The political science department is in the final stages of choosing a new faculty member, and the candidates for the position will be visiting campus in the coming weeks.
Four candidates have been chosen as finalists and will be visiting campus to give public presentations between March 6-17. The names of finalists have not yet been released publicly. The times and locations of their presentations are yet to be finalized, but this, along with the names of the candidates, will be announced when the dates of the visits get closer.
Ciara Hyland, a first-year political science and psychology double major, said that she has high hopes for a new political science professor. She wants someone who will give interesting lectures and someone who will have a really involved class schedule and daily agenda. She also hopes that the new professor will be able to give assignments and explain them thoroughly.

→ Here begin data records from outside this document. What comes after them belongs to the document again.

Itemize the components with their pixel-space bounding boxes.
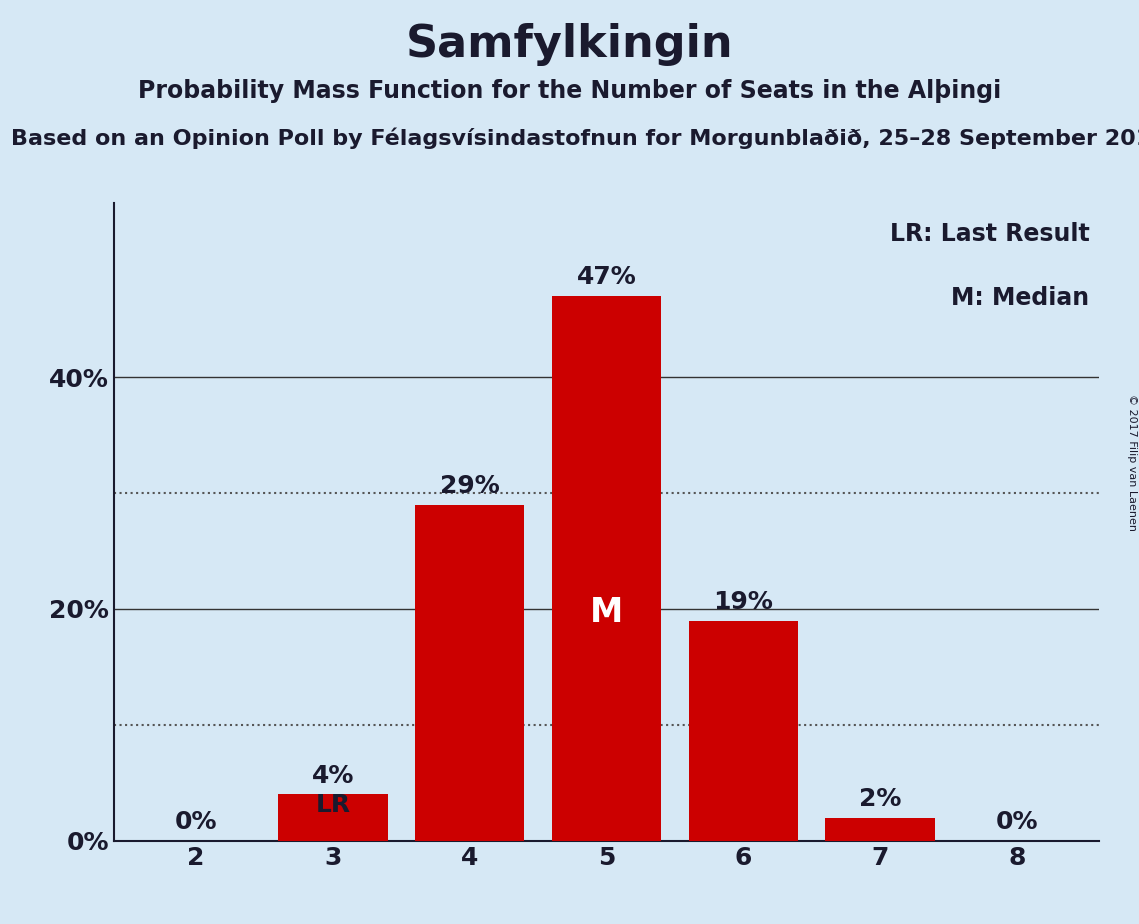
Text: © 2017 Filip van Laenen: © 2017 Filip van Laenen: [1126, 394, 1137, 530]
Bar: [689, 621, 798, 841]
Text: LR: LR: [316, 793, 351, 817]
Text: 0%: 0%: [174, 809, 218, 833]
Bar: [415, 505, 524, 841]
Text: 47%: 47%: [576, 265, 637, 289]
Text: M: M: [590, 595, 623, 628]
Bar: [551, 296, 662, 841]
Text: 19%: 19%: [713, 590, 773, 614]
Text: Samfylkingin: Samfylkingin: [405, 23, 734, 67]
Text: 4%: 4%: [312, 763, 354, 787]
Text: Based on an Opinion Poll by Félagsvísindastofnun for Morgunblaðið, 25–28 Septemb: Based on an Opinion Poll by Félagsvísind…: [11, 128, 1139, 149]
Text: LR: Last Result: LR: Last Result: [890, 223, 1089, 247]
Text: 0%: 0%: [995, 809, 1039, 833]
Text: 29%: 29%: [440, 474, 500, 498]
Bar: [826, 818, 935, 841]
Bar: [278, 795, 387, 841]
Text: Probability Mass Function for the Number of Seats in the Alþingi: Probability Mass Function for the Number…: [138, 79, 1001, 103]
Text: 2%: 2%: [859, 786, 901, 810]
Text: M: Median: M: Median: [951, 286, 1089, 310]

Blake Hillard, a junior political science and philosophy double major, said that in addition to having an expertise in the field, he would like to see a new hire that has “an ability to bring diversity of subject matter, a willingness to aid in restructuring the major, and passion for student success.”
According to the flyer advertising the position, the political science department is looking to fill an assistant professor position in comparative politics, focusing in Latin America. An “ideal candidate” would also work within the international studies department and have the capability to teach the general education class called Global Awareness. It is also important that candidates have a “strong commitment to education in the liberal arts.”
Gerrett Kehr, a junior political science major, said that it is important for the political science department to have “a border range in specialization among faculty. Currently, I am underwhelmed in my choices as a student, as most classes have been repetitive in nature due to the limited capabilities of the department’s current faculty.”
Liza Day, a first-year political science, Spanish and international studies triple major, said it would be interesting to have a new professor that has governmental experience, since that’s what she plans to go into after law school. She wants someone who can “teach students in an understandable way, rather than just lecturing.”